John Stevens, State Library of Victoria
UTC – 3:30
Resources from Chat:
John started at the State Library of Victoria as a new graduate in 2007, and maintained a connection with the collection zine throughout the years. He is now in a new role as full time cataloger. The zine collection at SLV started in the late 1990s, with active collection beginning in 1999. This was an uncertain time for zines and zinesters due to the blossoming of the Internet, which allowed for widespread distribution of information. Some people thought that other people wouldn’t make zines anymore, now that there were online alternatives available.
Two librarians at SLV went to Paul, the owner of Polyester Books (see image below) in Sydney, asking Paul to collect one of each new zine that was sold by the store. While some zines shifted online, people were still making zines, but less about sharing information and more about personal connections and insights. The base of people making zines continued increasing through the early 2000s. Eloise at the Victoria State Library was connected with the Sticky Institute, and a new connection between SLV and Sticky was formed. Polyester Books closed in 2016.
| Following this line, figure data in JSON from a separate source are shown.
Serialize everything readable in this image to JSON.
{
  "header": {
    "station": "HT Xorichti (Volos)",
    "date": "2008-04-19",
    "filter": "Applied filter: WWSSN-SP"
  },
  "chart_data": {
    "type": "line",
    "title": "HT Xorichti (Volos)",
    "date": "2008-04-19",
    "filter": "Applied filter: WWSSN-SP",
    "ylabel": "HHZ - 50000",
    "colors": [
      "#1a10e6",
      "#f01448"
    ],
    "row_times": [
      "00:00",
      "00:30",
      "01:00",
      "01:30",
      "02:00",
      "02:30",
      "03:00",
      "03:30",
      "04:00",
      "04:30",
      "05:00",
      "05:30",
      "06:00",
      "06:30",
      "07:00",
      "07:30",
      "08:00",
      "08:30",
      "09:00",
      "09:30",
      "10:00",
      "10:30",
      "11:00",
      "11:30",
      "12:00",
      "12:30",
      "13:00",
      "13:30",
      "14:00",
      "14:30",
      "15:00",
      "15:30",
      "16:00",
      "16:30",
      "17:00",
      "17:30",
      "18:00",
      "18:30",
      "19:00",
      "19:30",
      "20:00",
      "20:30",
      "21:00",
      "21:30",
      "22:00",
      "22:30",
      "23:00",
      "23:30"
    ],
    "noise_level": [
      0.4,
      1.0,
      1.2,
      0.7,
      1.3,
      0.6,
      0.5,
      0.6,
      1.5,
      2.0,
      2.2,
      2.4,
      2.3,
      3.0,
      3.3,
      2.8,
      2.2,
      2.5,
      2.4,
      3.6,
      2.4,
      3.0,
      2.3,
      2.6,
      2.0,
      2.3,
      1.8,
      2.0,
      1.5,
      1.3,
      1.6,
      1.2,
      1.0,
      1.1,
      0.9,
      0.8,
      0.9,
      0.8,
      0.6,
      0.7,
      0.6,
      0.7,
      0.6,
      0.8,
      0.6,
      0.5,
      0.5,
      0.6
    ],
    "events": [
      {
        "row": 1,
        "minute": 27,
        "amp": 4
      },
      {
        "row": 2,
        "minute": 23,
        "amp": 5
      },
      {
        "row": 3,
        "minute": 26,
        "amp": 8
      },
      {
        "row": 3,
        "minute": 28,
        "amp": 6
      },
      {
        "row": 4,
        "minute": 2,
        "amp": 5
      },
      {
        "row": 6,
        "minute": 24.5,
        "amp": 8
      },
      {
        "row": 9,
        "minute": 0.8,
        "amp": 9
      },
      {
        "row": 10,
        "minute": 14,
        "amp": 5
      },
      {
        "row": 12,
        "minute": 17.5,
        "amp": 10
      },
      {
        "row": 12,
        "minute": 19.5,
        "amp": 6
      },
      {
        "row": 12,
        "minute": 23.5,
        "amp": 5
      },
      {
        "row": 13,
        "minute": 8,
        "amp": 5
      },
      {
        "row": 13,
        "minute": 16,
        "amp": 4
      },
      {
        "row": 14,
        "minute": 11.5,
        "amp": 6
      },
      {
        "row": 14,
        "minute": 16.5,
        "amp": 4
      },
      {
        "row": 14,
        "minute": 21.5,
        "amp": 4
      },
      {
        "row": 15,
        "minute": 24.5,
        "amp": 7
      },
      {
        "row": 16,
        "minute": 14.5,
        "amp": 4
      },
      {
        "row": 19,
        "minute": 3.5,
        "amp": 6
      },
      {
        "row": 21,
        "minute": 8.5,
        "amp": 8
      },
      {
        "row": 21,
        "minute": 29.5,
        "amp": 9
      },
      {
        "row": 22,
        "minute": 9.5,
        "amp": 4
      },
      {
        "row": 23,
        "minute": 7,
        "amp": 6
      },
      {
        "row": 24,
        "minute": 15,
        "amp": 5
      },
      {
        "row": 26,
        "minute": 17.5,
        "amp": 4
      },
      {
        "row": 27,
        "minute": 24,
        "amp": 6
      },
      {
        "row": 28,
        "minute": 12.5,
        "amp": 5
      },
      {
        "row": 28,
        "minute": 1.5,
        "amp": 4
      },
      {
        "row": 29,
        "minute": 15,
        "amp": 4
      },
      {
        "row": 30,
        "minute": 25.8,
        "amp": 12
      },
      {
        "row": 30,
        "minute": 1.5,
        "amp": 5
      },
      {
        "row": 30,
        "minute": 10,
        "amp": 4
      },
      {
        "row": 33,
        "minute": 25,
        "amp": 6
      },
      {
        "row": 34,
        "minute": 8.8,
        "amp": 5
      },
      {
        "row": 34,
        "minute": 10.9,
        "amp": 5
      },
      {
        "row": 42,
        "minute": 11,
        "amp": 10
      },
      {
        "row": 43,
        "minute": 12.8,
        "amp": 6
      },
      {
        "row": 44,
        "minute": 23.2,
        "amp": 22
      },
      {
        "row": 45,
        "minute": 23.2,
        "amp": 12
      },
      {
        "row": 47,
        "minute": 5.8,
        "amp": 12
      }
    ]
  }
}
Zines are difficult to classify and describe, they often lack standardized information and don’t have ISBNs or other standard numbers. The Octopod in Newcastle (This is not art conglomerate) accrued zine donations, but struggled to arrange/collect them (arranging by size, by color, etc.); eventually their collection became part of Newcastle Public Library. SLV is a “gatekeeping institution,” and zines are in special collections, which makes dealing with zinesters fraught with institutional rules–they can seem off putting to creators and people who wish to view the collection. No browsing is permitted, which curtails serendipitous discovery.
The value of the SLV’s zine collection will be revealed in time, especially for its usefulness to researchers and academics, e.g. those looking into third wave feminism. There’s so much zine material being published, but it’s ephemeral which makes it difficult to collect everything. There will never be an exhaustive collection of zines. Also, some creators do not want their zines to be added to the collection. It’s important to respect that, zine collections can not exist without the goodwill of the zine community.
In 2017 there was a touring zine exhibition of zines and artists’ books started at SLV, which toured art spaces, libraries, and rural areas throughout Australia. Zines were made for the exhibition that people could handle freely. Another event Zine-a Warrior Print-fest happened in the library [or at Museum of Contemporary Art??? missed this], multiple zinesters tabled.
As for the future of zine librarianship and zines in Australia: John sees collecting of zines continuing in libraries. He sees the need for those in libraries to recognize zines as a medium which is distinct from other media, and is driven by an ideological approach to DIY production. The zine community continues to grow. John sees an emerging interest in zines in librarianship as ephemeral creative production. Libraries have been impacted strongly by COVID and adapting quickly. Distances in Australia lead to challenges in connecting to each other; there is a need for libraries to be intentional in maintaining connections and keeping momentum in supporting zine communities.